A tal fine gli aspiranti che avranno diritto alla nomina dovranno far pervenire all'Assessorato regionale Beni Culturali, Ambientali e Pubblica Istruzione, Dipartimento regionale Pubblica Istruzione, Servizio V, Unità operativa XII, Via Magliocco, 46, 90141 Palermo, entro il termine di 30 giorni dalla data del relativo avviso, i seguenti documenti in regola con le norme sul bollo e sull'autenticazione in vigore:

1) originale o copia autenticata del titolo di studio (laurea o diploma) ovvero certificato sostitutivo a tutti gli effetti dell'originale non ancora rilasciato;
2) certificato di nascita rilasciato dal comune di residenza;
3) certificato del titolo di abilitazione qualora alla domanda sia stata allegata relativa dichiarazione sostitutiva;
4) certificato generale del casellario giudiziale rilasciato dalla segreteria della Procura della Repubblica in data non anteriore a 6 mesi;
5) certificati attestanti eventuali carichi pendenti rilasciati dalle competenti Preture e Procure della Repubblica in data non anteriore a 6 mesi;
6) certificato di costituzione sana ed esente da difetti che impediscano il pieno rendimento del servizio rilasciato dall'Azienda unità sanitaria locale o da medico militare in data non anteriore a 6 mesi, con l'indicazione dell'esito dell'accertamento sierologico previsto dall'art. 7 della legge n. 837/1956.

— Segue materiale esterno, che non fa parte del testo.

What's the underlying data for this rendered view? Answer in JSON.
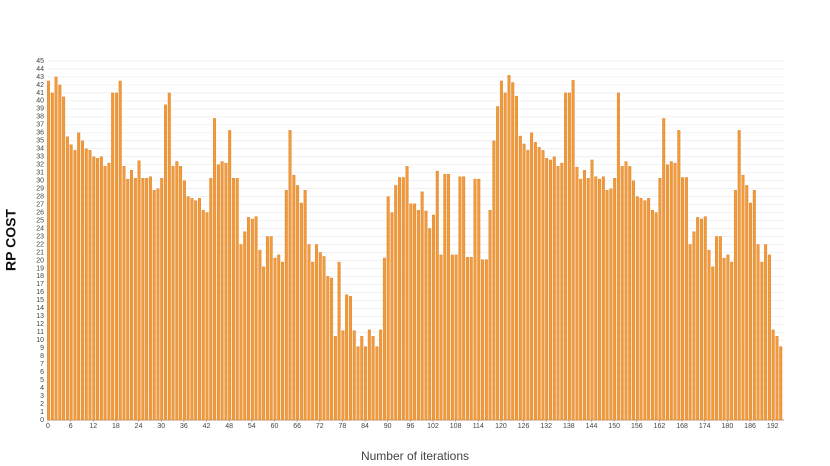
{
  "chart_data": {
    "type": "bar",
    "xlabel": "Number of iterations",
    "ylabel": "RP COST",
    "color": "#f29a3a",
    "grid": true,
    "xlim": [
      0,
      195
    ],
    "xticks": [
      0,
      6,
      12,
      18,
      24,
      30,
      36,
      42,
      48,
      54,
      60,
      66,
      72,
      78,
      84,
      90,
      96,
      102,
      108,
      114,
      120,
      126,
      132,
      138,
      144,
      150,
      156,
      162,
      168,
      174,
      180,
      186,
      192
    ],
    "ylim": [
      0,
      45
    ],
    "yticks": [
      0,
      1,
      2,
      3,
      4,
      5,
      6,
      7,
      8,
      9,
      10,
      11,
      12,
      13,
      14,
      15,
      16,
      17,
      18,
      19,
      20,
      21,
      22,
      23,
      24,
      25,
      26,
      27,
      28,
      29,
      30,
      31,
      32,
      33,
      34,
      35,
      36,
      37,
      38,
      39,
      40,
      41,
      42,
      43,
      44,
      45
    ],
    "values": [
      42.5,
      41,
      43,
      42,
      40.5,
      35.5,
      34.5,
      33.8,
      36,
      35,
      34,
      33.8,
      33,
      32.8,
      33,
      31.8,
      32.2,
      41,
      41,
      42.5,
      31.8,
      30.2,
      31.3,
      30.3,
      32.5,
      30.3,
      30.3,
      30.5,
      28.8,
      29,
      30.3,
      39.5,
      41,
      31.8,
      32.4,
      31.8,
      30,
      28,
      27.8,
      27.5,
      27.8,
      26.3,
      26,
      30.3,
      37.8,
      32,
      32.4,
      32.2,
      36.3,
      30.3,
      30.3,
      22,
      23.6,
      25.4,
      25.2,
      25.5,
      21.3,
      19.2,
      23,
      23,
      20.3,
      20.7,
      19.8,
      28.8,
      36.3,
      30.7,
      29.4,
      27.2,
      28.8,
      22,
      19.8,
      22,
      21,
      20.5,
      18,
      17.8,
      10.5,
      19.8,
      11.2,
      15.7,
      15.5,
      11.2,
      9.2,
      10.5,
      9.2,
      11.3,
      10.5,
      9.2,
      11.3,
      20.3,
      28,
      26,
      29.4,
      30.4,
      30.4,
      31.8,
      27.1,
      27.1,
      26.3,
      28.6,
      26.2,
      24,
      25.7,
      31.2,
      20.7,
      30.8,
      30.8,
      20.7,
      20.7,
      30.5,
      30.5,
      20.4,
      20.4,
      30.2,
      30.2,
      20.1,
      20.1,
      26.3,
      35,
      39.3,
      42.5,
      41,
      43.2,
      42.3,
      40.6,
      35.6,
      34.6,
      33.8,
      36,
      34.8,
      34.2,
      33.8,
      32.8,
      32.6,
      33,
      31.8,
      32.2,
      41,
      41,
      42.6,
      31.7,
      30.2,
      31.3,
      30.3,
      32.6,
      30.5,
      30.2,
      30.5,
      28.8,
      29,
      30.3,
      41,
      31.8,
      32.4,
      31.8,
      30,
      28,
      27.8,
      27.5,
      27.8,
      26.3,
      26,
      30.3,
      37.8,
      32,
      32.4,
      32.2,
      36.3,
      30.4,
      30.4,
      22,
      23.6,
      25.4,
      25.2,
      25.5,
      21.3,
      19.2,
      23,
      23,
      20.3,
      20.7,
      19.8,
      28.8,
      36.3,
      30.7,
      29.4,
      27.2,
      28.8,
      22,
      19.8,
      22,
      20.7,
      11.3,
      10.5,
      9.2
    ]
  }
}
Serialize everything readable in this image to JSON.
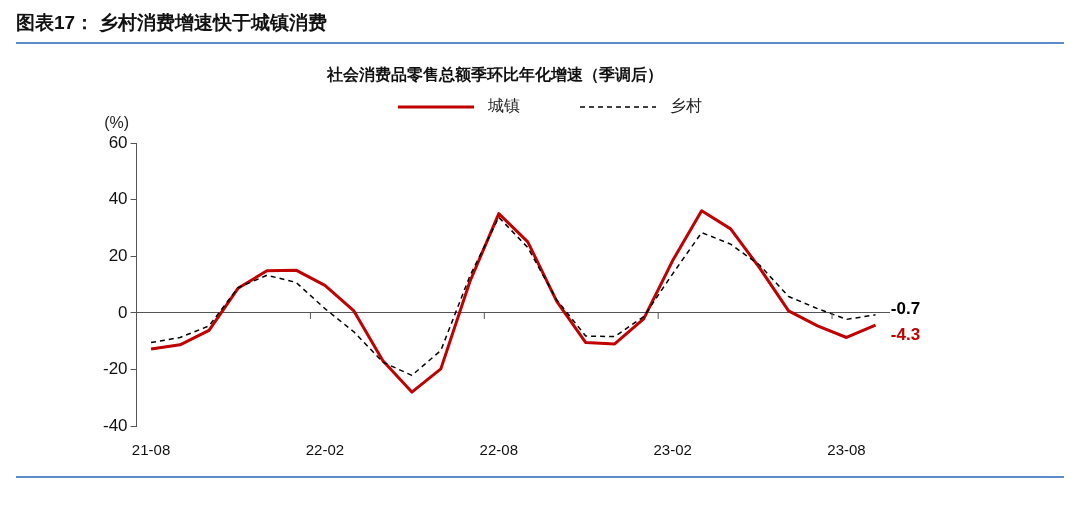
{
  "chart_data": {
    "type": "line",
    "title": "图表17： 乡村消费增速快于城镇消费",
    "subtitle": "社会消费品零售总额季环比年化增速（季调后）",
    "ylabel": "(%)",
    "categories": [
      "21-08",
      null,
      null,
      null,
      null,
      null,
      "22-02",
      null,
      null,
      null,
      null,
      null,
      "22-08",
      null,
      null,
      null,
      null,
      null,
      "23-02",
      null,
      null,
      null,
      null,
      null,
      "23-08",
      null
    ],
    "series": [
      {
        "name": "城镇",
        "color": "#c00000",
        "line_style": "solid",
        "values": [
          -12.8,
          -11.3,
          -6.2,
          8.7,
          14.9,
          15.1,
          9.7,
          0.7,
          -16.9,
          -28.0,
          -19.8,
          11,
          35.1,
          25.1,
          4.1,
          -10.5,
          -11.0,
          -2.1,
          18.5,
          36.1,
          29.7,
          15.9,
          0.7,
          -4.6,
          -8.7,
          -4.3
        ],
        "value_labels": [
          null,
          null,
          null,
          null,
          null,
          null,
          null,
          null,
          null,
          null,
          null,
          null,
          null,
          null,
          null,
          null,
          null,
          null,
          null,
          null,
          null,
          null,
          null,
          null,
          null,
          "-4.3"
        ]
      },
      {
        "name": "乡村",
        "color": "#000000",
        "line_style": "dashed",
        "values": [
          -10.5,
          -8.7,
          -4.6,
          8.9,
          13.3,
          10.8,
          1.5,
          -6.7,
          -17.4,
          -22.1,
          -13.3,
          13,
          33.8,
          23.1,
          4.6,
          -8.2,
          -8.4,
          -1.3,
          13.8,
          28.4,
          24.3,
          16.9,
          5.8,
          1.5,
          -2.3,
          -0.7
        ],
        "value_labels": [
          null,
          null,
          null,
          null,
          null,
          null,
          null,
          null,
          null,
          null,
          null,
          null,
          null,
          null,
          null,
          null,
          null,
          null,
          null,
          null,
          null,
          null,
          null,
          null,
          null,
          "-0.7"
        ]
      }
    ],
    "ylim": [
      -40,
      60
    ],
    "yticks": [
      -40,
      -20,
      0,
      20,
      40,
      60
    ],
    "legend": "top",
    "marker": "none"
  }
}
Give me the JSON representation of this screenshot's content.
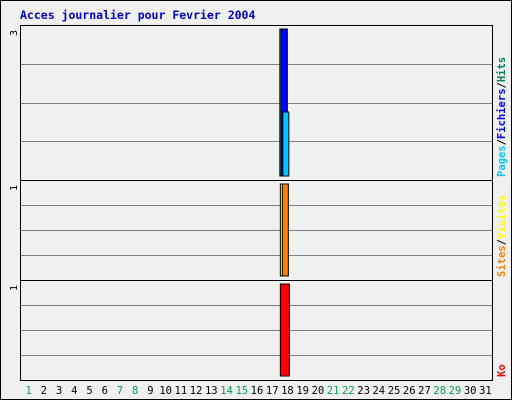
{
  "colors": {
    "background": "#f0f0f0",
    "border": "#000000",
    "grid": "#808080",
    "title": "#0000cc",
    "weekday": "#000000",
    "weekend": "#00a050",
    "hits": "#00805c",
    "files": "#0000ff",
    "pages": "#00c8ff",
    "visits": "#ffff00",
    "sites": "#ff8000",
    "kbytes": "#ff0000"
  },
  "chart_data": {
    "type": "bar",
    "title": "Acces journalier pour Fevrier 2004",
    "days": [
      "1",
      "2",
      "3",
      "4",
      "5",
      "6",
      "7",
      "8",
      "9",
      "10",
      "11",
      "12",
      "13",
      "14",
      "15",
      "16",
      "17",
      "18",
      "19",
      "20",
      "21",
      "22",
      "23",
      "24",
      "25",
      "26",
      "27",
      "28",
      "29",
      "30",
      "31"
    ],
    "weekend_days": [
      "1",
      "7",
      "8",
      "14",
      "15",
      "21",
      "22",
      "28",
      "29"
    ],
    "panels": [
      {
        "id": "hits",
        "ymax_label": "3",
        "ymax": 3,
        "legend": [
          {
            "text": "Pages",
            "color_key": "pages"
          },
          {
            "text": "/",
            "color_key": "border"
          },
          {
            "text": "Fichiers",
            "color_key": "files"
          },
          {
            "text": "/",
            "color_key": "border"
          },
          {
            "text": "Hits",
            "color_key": "hits"
          }
        ],
        "series": [
          {
            "color_key": "hits",
            "values": {
              "18": 3
            }
          },
          {
            "color_key": "files",
            "values": {
              "18": 3
            }
          },
          {
            "color_key": "pages",
            "values": {
              "18": 1.3
            }
          }
        ]
      },
      {
        "id": "visits",
        "ymax_label": "1",
        "ymax": 1,
        "legend": [
          {
            "text": "Sites",
            "color_key": "sites"
          },
          {
            "text": "/",
            "color_key": "border"
          },
          {
            "text": "Visites",
            "color_key": "visits"
          }
        ],
        "series": [
          {
            "color_key": "visits",
            "values": {
              "18": 1
            }
          },
          {
            "color_key": "sites",
            "values": {
              "18": 1
            }
          }
        ]
      },
      {
        "id": "kbytes",
        "ymax_label": "1",
        "ymax": 1,
        "legend": [
          {
            "text": "Ko",
            "color_key": "kbytes"
          }
        ],
        "series": [
          {
            "color_key": "kbytes",
            "values": {
              "18": 1
            }
          }
        ]
      }
    ]
  }
}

L'Amministrazione si riserva, in ogni caso, di sottoporre a visita medica gli aspiranti, per accertare la completa idoneità al servizio di insegnante; l'aspirante che non sia riconosciuto idoneo o non si presenti o si rifiuti di sottoporsi a visita è escluso dall'assunzione in ruolo;
7) eventuale diploma di specializzazione conseguito ai sensi del D.P.R. n. 970/1975;
8) certificato di cittadinanza italiana rilasciato dal comune di origine o di residenza (ovvero di cittadinanza di uno dei Paesi dell'Unione europea) in data non anteriore a 6 mesi;
9) certificato di godimento dei diritti politici rilasciato dal comune ove si vota in data non anteriore a 6 mesi;
10) (solo per gli uomini) copia del foglio matricolare o certificato di esito di leva.

Tutti i documenti di cui sopra dovranno essere allegati ad un elenco in duplice copia in cui saranno distintamente indicati.
Decade dal diritto alla nomina chi non abbia prodotto senza giustificato motivo, entro il termine assegnato, tutti i predetti documenti.
Tali documenti, se formalmente imperfetti, saranno restituiti agli interessati i quali dovranno regolarizzarli entro il termine non superiore a 10 giorni dalla data dell'avviso. I documenti già allegati alla domanda di ammissione alla graduatoria, dovranno essere regolarizzati in bollo.